South Carolina will use a congressional map that a federal court ruled was “unconstitutional” in this year’s election, following uncertainty over the timing of the Supreme Court’s review of a district that a lower court said was racially gerrymandered.
Republican lawmakers have shuffled thousands of black voters out of the state’s 1st District, represented by Republican Rep. Nancy Mace, to make the district around Charleston more reliably red. The state NAACP filed a lawsuit, arguing that the legislature’s action was unconstitutionally discriminatory.
The Supreme Court heard the case – Alexander v. South Carolina Conference of the NAACP – in October, testing the legal limits of partisan gerrymandering when it intersects with race, POLITICO Previously reported. It seemed likely that the conservative majority would side with Republican lawmakers in South Carolina and leave the map in place.

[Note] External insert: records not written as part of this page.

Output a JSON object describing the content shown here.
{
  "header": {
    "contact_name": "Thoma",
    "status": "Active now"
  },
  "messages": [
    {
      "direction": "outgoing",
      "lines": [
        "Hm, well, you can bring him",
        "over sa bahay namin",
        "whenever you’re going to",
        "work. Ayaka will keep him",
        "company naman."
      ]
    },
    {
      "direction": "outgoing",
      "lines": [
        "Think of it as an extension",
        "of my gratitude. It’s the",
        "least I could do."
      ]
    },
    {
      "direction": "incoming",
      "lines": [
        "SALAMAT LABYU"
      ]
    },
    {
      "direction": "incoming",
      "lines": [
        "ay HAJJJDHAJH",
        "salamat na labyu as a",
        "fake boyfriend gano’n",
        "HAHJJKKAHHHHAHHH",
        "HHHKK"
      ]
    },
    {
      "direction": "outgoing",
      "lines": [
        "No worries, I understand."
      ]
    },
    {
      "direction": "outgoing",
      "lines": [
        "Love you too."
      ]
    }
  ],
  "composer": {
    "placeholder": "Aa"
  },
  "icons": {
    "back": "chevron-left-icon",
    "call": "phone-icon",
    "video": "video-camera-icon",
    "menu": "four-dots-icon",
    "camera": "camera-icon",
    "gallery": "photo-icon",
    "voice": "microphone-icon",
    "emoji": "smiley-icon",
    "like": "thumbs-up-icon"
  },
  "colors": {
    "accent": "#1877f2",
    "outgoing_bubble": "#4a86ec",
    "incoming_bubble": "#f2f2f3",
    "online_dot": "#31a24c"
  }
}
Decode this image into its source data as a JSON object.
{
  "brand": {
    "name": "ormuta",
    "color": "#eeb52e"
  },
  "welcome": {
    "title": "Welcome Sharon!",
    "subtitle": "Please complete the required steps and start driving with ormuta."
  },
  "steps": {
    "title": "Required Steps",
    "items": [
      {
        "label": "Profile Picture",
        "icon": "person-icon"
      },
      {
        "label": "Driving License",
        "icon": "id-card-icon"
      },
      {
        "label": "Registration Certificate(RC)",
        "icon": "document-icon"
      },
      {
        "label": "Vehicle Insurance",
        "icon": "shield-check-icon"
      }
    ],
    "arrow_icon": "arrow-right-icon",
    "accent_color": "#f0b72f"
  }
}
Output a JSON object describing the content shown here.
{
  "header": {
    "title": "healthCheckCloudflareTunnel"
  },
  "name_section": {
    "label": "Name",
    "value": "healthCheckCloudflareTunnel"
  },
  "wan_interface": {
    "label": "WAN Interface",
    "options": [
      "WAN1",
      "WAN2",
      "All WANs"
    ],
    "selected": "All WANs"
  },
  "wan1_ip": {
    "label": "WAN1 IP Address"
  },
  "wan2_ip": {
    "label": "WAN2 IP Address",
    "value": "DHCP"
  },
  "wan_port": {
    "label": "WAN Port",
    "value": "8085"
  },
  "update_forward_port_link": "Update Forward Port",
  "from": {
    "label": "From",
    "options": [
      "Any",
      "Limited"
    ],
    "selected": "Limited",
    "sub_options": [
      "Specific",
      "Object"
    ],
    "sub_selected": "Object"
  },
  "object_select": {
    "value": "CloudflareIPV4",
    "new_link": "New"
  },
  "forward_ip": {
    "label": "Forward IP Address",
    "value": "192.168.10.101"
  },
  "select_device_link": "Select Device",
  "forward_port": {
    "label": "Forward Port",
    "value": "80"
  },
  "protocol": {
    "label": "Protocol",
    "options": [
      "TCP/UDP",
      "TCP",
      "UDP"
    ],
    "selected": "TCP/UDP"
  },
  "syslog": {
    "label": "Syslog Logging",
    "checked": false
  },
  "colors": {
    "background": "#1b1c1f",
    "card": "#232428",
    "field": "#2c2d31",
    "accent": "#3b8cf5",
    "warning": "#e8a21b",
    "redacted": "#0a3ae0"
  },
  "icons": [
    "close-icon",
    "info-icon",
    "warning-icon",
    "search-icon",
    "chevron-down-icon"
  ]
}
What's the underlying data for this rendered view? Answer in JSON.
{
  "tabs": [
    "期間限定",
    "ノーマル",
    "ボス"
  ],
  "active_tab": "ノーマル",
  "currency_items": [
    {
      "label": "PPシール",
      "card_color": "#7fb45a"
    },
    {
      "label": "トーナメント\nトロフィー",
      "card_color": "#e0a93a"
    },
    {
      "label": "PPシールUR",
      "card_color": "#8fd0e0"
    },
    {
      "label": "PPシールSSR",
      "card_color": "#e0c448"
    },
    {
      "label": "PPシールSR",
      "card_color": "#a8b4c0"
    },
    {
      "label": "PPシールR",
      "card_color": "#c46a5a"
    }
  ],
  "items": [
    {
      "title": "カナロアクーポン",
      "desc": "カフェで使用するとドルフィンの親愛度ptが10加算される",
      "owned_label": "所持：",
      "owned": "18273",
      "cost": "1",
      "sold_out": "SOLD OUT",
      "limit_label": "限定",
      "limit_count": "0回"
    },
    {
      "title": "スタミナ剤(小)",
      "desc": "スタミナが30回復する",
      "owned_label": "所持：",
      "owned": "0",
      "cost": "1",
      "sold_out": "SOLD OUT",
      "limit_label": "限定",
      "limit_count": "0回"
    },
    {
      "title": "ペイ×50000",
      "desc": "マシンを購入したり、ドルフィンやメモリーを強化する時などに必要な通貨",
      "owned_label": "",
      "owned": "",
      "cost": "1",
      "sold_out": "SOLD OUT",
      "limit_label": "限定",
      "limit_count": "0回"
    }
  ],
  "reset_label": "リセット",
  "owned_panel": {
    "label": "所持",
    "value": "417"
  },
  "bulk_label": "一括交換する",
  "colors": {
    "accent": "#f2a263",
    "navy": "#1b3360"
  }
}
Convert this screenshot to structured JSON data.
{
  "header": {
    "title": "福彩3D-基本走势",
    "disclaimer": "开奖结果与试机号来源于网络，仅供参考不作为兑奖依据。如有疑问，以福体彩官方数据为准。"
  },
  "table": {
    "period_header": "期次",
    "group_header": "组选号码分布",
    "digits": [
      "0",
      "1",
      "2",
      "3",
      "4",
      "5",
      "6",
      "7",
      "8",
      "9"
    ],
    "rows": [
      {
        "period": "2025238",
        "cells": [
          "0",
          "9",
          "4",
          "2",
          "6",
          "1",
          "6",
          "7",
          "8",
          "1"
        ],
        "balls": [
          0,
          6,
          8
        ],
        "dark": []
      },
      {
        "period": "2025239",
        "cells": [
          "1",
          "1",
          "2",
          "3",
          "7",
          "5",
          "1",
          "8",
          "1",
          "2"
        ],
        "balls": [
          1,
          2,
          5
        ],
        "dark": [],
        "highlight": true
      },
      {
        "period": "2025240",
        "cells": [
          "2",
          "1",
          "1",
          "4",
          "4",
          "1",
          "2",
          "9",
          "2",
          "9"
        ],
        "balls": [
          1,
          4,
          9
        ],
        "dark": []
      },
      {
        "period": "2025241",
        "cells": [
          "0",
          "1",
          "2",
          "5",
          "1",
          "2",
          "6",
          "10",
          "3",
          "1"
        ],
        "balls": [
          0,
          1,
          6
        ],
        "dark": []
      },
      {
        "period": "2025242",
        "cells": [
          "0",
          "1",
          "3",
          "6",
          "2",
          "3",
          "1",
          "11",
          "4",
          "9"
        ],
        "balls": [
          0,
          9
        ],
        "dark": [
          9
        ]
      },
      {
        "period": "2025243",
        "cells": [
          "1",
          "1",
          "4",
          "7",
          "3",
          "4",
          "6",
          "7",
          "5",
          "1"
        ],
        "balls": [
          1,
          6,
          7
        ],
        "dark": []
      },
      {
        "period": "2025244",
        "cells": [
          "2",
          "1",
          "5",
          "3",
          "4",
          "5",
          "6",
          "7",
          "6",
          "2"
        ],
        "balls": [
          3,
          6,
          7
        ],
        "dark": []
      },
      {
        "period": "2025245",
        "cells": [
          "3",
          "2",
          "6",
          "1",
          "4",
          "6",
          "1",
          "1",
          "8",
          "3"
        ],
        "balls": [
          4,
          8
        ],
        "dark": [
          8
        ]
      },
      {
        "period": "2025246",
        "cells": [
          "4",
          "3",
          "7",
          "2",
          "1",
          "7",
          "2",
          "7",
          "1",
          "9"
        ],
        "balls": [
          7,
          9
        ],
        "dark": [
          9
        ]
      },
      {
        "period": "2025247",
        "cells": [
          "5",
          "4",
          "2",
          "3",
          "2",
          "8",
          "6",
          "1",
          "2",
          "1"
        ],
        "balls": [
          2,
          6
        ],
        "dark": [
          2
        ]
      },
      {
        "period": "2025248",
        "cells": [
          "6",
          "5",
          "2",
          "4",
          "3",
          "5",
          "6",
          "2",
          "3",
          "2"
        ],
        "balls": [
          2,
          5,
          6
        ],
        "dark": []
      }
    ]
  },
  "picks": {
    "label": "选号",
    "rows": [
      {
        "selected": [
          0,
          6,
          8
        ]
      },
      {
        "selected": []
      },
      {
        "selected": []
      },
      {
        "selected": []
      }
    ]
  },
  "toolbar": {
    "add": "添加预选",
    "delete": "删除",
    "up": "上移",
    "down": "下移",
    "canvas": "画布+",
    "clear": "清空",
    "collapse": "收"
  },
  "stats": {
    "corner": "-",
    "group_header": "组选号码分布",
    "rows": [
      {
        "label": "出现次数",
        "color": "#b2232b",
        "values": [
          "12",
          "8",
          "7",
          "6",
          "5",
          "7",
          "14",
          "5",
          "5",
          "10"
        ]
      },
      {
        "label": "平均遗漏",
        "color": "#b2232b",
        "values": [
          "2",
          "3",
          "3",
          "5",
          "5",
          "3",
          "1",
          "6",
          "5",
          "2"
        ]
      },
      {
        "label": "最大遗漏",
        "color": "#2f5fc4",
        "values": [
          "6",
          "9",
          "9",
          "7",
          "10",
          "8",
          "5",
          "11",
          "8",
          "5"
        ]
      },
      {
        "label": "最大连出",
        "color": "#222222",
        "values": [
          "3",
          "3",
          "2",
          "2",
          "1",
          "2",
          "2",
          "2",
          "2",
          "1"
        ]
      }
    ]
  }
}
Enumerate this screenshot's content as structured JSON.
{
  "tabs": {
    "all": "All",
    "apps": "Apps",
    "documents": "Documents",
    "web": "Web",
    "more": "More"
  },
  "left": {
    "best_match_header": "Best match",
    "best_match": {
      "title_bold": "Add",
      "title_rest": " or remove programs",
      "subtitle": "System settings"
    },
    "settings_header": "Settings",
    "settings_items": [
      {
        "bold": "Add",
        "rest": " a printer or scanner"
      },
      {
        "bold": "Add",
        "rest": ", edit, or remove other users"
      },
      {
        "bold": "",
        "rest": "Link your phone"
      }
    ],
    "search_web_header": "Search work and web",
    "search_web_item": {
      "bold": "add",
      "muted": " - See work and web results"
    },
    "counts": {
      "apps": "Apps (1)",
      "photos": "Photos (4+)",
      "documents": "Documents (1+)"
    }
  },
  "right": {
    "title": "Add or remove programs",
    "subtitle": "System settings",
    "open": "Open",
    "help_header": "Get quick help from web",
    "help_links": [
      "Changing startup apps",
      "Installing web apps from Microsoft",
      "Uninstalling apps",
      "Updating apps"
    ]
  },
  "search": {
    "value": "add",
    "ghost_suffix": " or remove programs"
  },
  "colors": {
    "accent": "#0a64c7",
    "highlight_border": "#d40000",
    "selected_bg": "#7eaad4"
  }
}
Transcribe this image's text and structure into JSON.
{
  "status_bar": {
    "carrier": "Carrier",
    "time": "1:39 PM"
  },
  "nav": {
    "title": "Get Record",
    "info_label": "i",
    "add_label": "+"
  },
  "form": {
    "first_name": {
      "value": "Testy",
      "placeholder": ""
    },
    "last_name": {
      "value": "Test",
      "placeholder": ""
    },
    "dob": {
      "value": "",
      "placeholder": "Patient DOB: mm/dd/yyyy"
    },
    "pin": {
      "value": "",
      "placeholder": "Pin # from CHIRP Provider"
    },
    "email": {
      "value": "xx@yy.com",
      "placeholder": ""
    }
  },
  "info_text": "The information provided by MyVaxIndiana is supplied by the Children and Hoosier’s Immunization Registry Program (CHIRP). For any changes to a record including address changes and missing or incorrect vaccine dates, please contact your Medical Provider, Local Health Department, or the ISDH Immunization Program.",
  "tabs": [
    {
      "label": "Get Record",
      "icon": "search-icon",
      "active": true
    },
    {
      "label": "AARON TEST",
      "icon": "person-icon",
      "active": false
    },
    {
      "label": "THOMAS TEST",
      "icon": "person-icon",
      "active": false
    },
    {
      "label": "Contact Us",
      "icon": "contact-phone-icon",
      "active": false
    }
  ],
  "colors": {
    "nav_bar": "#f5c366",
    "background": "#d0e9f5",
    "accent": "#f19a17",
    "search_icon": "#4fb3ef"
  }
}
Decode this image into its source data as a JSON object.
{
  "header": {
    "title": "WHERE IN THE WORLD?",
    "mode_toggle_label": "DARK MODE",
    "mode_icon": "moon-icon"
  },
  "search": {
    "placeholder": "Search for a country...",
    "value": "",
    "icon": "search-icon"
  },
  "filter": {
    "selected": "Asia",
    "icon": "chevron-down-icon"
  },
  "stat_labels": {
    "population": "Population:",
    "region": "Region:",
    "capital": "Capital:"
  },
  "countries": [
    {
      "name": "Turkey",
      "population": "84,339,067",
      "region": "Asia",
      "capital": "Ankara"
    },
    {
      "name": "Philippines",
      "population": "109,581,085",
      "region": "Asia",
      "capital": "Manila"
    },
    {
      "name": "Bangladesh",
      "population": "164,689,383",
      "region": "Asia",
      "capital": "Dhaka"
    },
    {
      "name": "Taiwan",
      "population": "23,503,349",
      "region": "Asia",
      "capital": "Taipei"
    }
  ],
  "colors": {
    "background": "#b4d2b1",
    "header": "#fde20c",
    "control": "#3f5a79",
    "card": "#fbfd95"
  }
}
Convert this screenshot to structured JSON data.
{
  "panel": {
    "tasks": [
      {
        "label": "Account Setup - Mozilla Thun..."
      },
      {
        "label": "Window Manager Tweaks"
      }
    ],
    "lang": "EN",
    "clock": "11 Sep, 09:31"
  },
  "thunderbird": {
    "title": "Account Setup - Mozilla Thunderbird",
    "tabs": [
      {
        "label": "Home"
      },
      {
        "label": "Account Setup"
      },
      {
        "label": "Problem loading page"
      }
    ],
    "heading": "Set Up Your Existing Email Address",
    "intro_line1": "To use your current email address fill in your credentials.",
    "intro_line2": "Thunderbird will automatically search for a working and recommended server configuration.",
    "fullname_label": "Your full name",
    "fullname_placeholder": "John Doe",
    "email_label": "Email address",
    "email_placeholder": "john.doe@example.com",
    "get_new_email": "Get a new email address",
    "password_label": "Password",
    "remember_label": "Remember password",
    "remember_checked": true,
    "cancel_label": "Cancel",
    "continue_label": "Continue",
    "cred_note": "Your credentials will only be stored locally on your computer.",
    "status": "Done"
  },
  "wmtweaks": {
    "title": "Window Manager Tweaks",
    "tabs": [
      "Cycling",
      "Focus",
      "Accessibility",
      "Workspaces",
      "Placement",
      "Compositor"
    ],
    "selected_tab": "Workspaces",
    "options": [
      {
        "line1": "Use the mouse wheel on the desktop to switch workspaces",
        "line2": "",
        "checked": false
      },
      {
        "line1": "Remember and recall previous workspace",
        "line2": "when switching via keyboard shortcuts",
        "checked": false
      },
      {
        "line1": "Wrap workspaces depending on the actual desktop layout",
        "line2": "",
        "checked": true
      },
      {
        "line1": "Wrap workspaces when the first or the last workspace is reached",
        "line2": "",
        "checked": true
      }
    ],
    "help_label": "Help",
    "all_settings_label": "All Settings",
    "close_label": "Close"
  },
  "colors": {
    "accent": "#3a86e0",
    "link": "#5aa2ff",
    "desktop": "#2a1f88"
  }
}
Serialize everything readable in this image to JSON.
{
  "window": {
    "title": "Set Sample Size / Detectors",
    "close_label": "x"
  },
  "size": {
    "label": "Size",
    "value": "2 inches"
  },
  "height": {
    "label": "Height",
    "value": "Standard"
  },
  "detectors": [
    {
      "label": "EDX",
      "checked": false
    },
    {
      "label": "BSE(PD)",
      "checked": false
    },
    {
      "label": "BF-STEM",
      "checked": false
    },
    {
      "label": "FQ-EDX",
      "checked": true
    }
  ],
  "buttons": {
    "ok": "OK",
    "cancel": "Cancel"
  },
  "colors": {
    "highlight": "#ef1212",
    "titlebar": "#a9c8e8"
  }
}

The same panel of lower judges that initially found it unconstitutional said in an order Thursday that the state would use the map for this year’s elections ahead of the June 11 congressional primary. The deadline for sending military and foreign ballots is April. 27.
As a result, it is “plainly impractical” for the court to wait for a higher court decision, the justices wrote in the order.
“With primary elections fast approaching, the Supreme Court appeal still pending and no recovery plan in place, the ideal must turn to the practical,” they wrote.